William, I'll take your analysis one step further. Your analysis makes no sense. The following is what you SHOULD have done, which shows the strength of ONSL's concept.
1. There were 232,000 orders in 4th quarter, of which 169,360 were to repeat customers. So 62,640 of the orders were to new customers
2. There were 418,000 registered bidders at end of 4th quarter, up 30% from prior quarter. So there were 321,538 bidders at end of 3rd quarter and therefore 96,462 new customers were added in 4th quarter.
3. These 96,262 new customers made 62,640 orders in the 4th quarter, which is .65 orders for each new customer (62,640/96,262 = .65).
4. Let's assume that the "repeat" orders all came from the customers who already existed before 4th quarter. (I think this is the correct way to think of it. If anyone else has another idea, please share it.) The repeat customers made 169,360 orders in the 4th quarter, which is .53 orders for each pre-existing customer (169,360/321,538 = .53).

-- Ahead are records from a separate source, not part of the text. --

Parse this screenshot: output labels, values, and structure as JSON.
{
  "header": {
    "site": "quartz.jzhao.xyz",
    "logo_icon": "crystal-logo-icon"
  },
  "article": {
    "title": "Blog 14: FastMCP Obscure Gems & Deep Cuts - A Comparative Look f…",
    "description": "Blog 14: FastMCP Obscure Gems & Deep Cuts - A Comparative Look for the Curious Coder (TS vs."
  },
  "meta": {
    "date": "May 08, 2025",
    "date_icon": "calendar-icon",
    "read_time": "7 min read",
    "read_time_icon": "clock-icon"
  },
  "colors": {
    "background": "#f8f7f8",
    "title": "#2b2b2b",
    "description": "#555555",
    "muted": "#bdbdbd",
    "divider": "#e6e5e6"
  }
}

5. I would expect orders per customer to be higher for newly registered bidders (this is the .65 number) than for pre-existing bidders, since the reason someone probably registers in the first place is to place an order. However, the orders per customer for pre-existing customers is also very high, .53, which shows the loyalty of ONSL's customer base and the health of their business.